Heinz Stehr, chairperson of the German Communist Party
(DKP), said, "The DKP condemns the decree of the Yugoslavian
regime and the extradition of the former Yugoslav President
Slobodan Milosevic to the UN tribunal as an anti-human-rights
act of piracy."
Michel Collon, of the Belgian Workers Party and a
well-known NATO opponent, asked how those who made war on
Korea, the Suez, Algeria, Vietnam and Iraq could manipulate
world opinion to support Milosevic's extradition to the Hague
Tribunal.
Collon asked, "How could those who put Mobutu, Sharon and
Pinochet in power, and supported most of the military
dictators of the world for the last 50 years pretend to judge
those heads of state who displease them?"
Collon is recovering from surgery for cancer of the
kidney. He has evidence that the cancer was caused by
exposure to radioactive particles in his body. He was exposed
to depleted uranium weapon residues while reporting from
Kosovo in the past few years.
Collon noted that the Hague Tribunal was financed by the
CIA-connected Soros Foundation, Rockefeller Foundation and
Time Warner, Inc.
International Action Center
In New York, the International Action Center condemned the
"illegal, U.S.-forced deportation of former Yugoslav
President Slobodan Milosevic to a NATO-sponsored court."

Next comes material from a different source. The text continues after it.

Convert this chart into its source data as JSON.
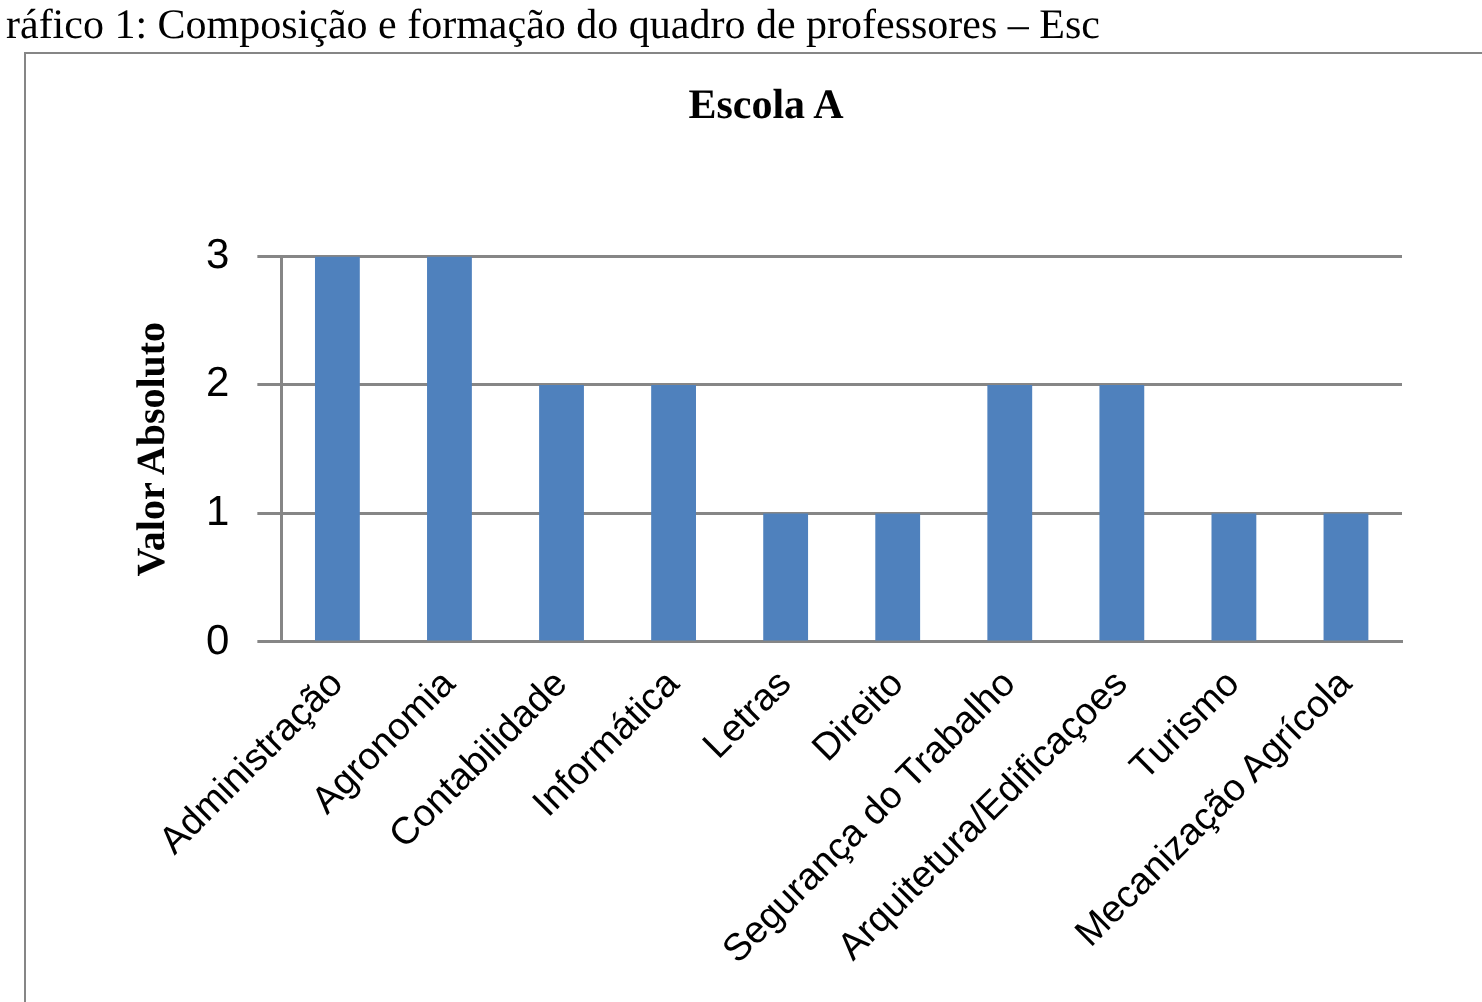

Returned from Yugoslavia, where he had gone to show
solidarity with Milosevic and his country, IAC founder Ramsey
Clark called the kidnapping "an enormous tragedy for
Yugoslavia and the rule of law."
"Serbian Prime Minister Djindjic and other officials
should be investigated for high crimes against the people,
and if found guilty should be sentenced in accordance with
the law," Clark said.
"Today's U.S.-engineered deportation of former Yugoslav
President Slobodan Milosevic is a gross violation of both
legality and Yugoslavia's national sovereignty," said IAC
West Coast Coordinator Richard Becker. "The ICTY's role as an
instrument of the United States and other NATO powers was
made apparent during the 1999 NATO war against
Yugoslavia.
"Despite the fact that the massive bombing of Yugoslavia
constituted grave violations of international law--including
crimes against peace, war crimes and crimes against
humanity--the ICTY refused to even consider indicting the
NATO powers," Becker continued.
"Today, as a result, U.S. military bases dominate the
region-in Croatia, Bosnia, Albania, Hungary, Macedonia and
Kosovo (Serbia)--where there were none 10 years ago.
Yugoslavia's real crime was that it resisted this
re-colonization process."
Sara Flounders, co-director of the IAC in New York, noted,
"The IAC stands with those in Yugoslavia today who are
resisting the U.S./NATO takeover of their country."